Efsaneye göre Odysseus’u Korfu’dan Ithaca’ya getiren gemi kızgın bir tanrı tarafından kayaya dönüştürülmüştür. Peki Odysseus Truva’dan dönüş yolculuğunda çaresizlik içinde kendini Korfu’da nerede bulabilirdi?

Korfu’ya taşınmadan çok önce, ben Oregon dağlarındaki küçük bir Amerikan kasabasında büyüyen bir çocukken, annemin oturma odamızda en sevdiği ciltleri ‘üçlü bir üçlü’ resminin altında sakladığı mütevazı bir kitaplık vardı. dalgalı denizlerde tam yelken altında direkli ahşap gemi.

En sevdiği kitaplardan biri, 1920’lerin ve 1930’ların ünlü macera seyahat yazarı Richard Halliburton’un, Homeros’un Odysseia’sında anlatıldığı gibi, Truva Savaşı’ndan dönen Odysseus’un yolunu izlediği iddia edilen Muhteşem Macera adlı kitabıydı.

Kendi yolculuğunun sonuna doğru Halliburton, Korfu’yu ziyaret etti ve 1920 model bir Ford’la “uçsuz bucaksız zeytinliklerin altından” adanın karşısına geçerek Ulysses’in inmiş olması gerektiğine inandığı batı kıyısına doğru ilerledi. Halliburton şunu yazdı:

“Orada muhteşem bir manzara keşfettik: kıyı boyunca göz alabildiğine uzanan yüz elli metre yüksekliğindeki büyük kayalıklar, sadece kısa bir aralıkla duvarlar gevşeyip yerini kumsalla kaplı küçük bir koya bırakıyor. »
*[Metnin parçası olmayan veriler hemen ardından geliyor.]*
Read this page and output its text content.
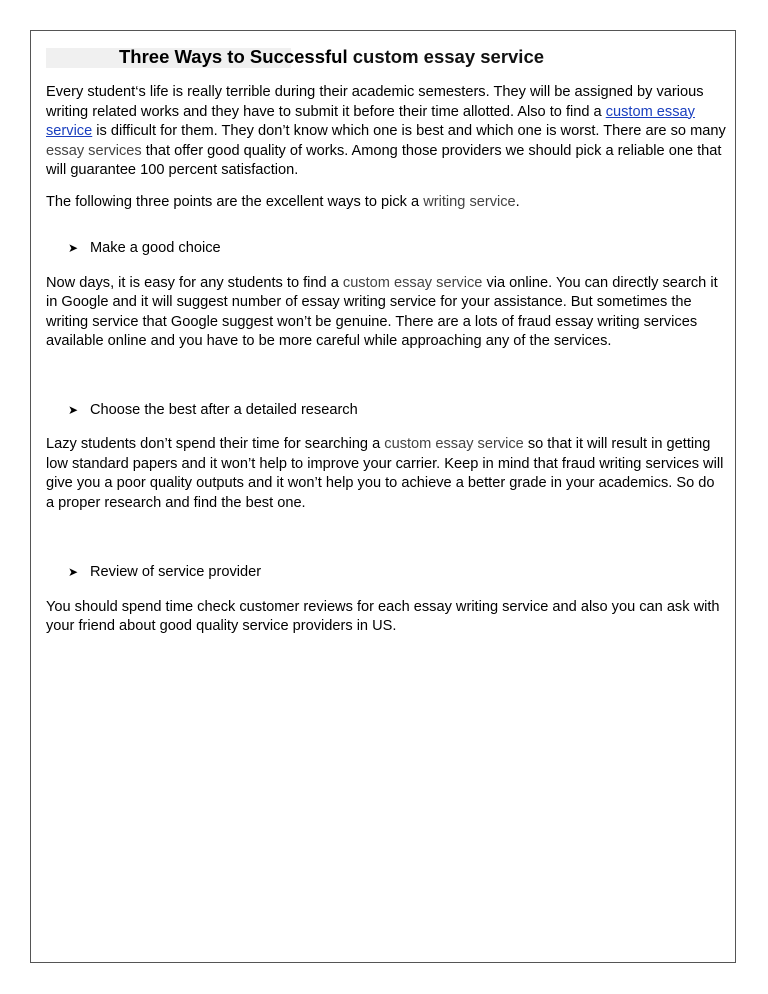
Three Ways to Successful custom essay service

Every student‘s life is really terrible during their academic semesters. They will be assigned by various writing related works and they have to submit it before their time allotted. Also to find a custom essay service is difficult for them. They don’t know which one is best and which one is worst. There are so many essay services that offer good quality of works. Among those providers we should pick a reliable one that will guarantee 100 percent satisfaction.

The following three points are the excellent ways to pick a writing service.

➤ Make a good choice

Now days, it is easy for any students to find a custom essay service via online. You can directly search it in Google and it will suggest number of essay writing service for your assistance. But sometimes the writing service that Google suggest won’t be genuine. There are a lots of fraud essay writing services available online and you have to be more careful while approaching any of the services.

➤ Choose the best after a detailed research

Lazy students don’t spend their time for searching a custom essay service so that it will result in getting low standard papers and it won’t help to improve your carrier. Keep in mind that fraud writing services will give you a poor quality outputs and it won’t help you to achieve a better grade in your academics. So do a proper research and find the best one.

➤ Review of service provider

You should spend time check customer reviews for each essay writing service and also you can ask with your friend about good quality service providers in US.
Efsaneye göre Odysseus’un gemisi kayaya dönüşmüştür.

Burada, günümüzün Ermones ve Paleokastritsa kasabalarının muhteşem kıyı şeridinde, maceracı ve arkadaşlarının, yerel efsaneye göre Odysseus’u Ithaca’daki evine getiren gemi olan ikonik Kolovri Kayası’nı buldukları söyleniyor. daha sonra öfkeli deniz tanrısı Poseidon tarafından taşa dönüştürüldü.
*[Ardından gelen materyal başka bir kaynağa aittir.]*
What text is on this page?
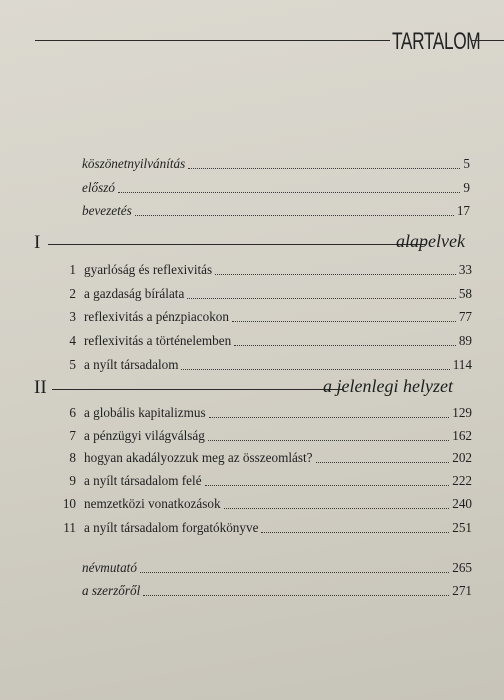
TARTALOM
köszönetnyilvánítás	5
előszó	9
bevezetés	17
I	alapelvek
1 gyarlóság és reflexivitás	33
2 a gazdaság bírálata	58
3 reflexivitás a pénzpiacokon	77
4 reflexivitás a történelemben	89
5 a nyílt társadalom	114
II	a jelenlegi helyzet
6 a globális kapitalizmus	129
7 a pénzügyi világválság	162
8 hogyan akadályozzuk meg az összeomlást?	202
9 a nyílt társadalom felé	222
10 nemzetközi vonatkozások	240
11 a nyílt társadalom forgatókönyve	251
névmutató	265
a szerzőről	271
Bugün bu tartışmalı ismi Korfu’nun doğu kıyısındaki Pontikonisi veya Fare Adası ile paylaşıyor; efsanenin zamanın sisleri arasında kaybolan gerçek kökleri.

Homeros’un Odysseia’sında Odysseus’un dönüş yolculuğu

Alman arkeolog Heinrich Schliemann’ın 1868’de yaptığı kazılara göre Truva Savaşı, M.Ö. 11. veya 12. yüzyılda, şimdiki Hisarlik, Türkiye yakınında gerçekleşmiş olabilir. Homer’ın tanımladığı yerler.

Akademik arkeologların çoğu, Odysseus’un dönüş yolunu başka kanıt olmadan (yani topraktan çıkarılan eserler) takip etmeye çalışanlarla aynı fikirde olmasa da diğerleri, özellikle sanatçılar ve yazarlar, coğrafi ipuçları için Homeros metnini incelemeye ve spekülasyon yapmaya daha istekli görünüyorlar. Birçoğu bunu yaptı ve diğerleri de şüphesiz bunu yapmaya devam edecek.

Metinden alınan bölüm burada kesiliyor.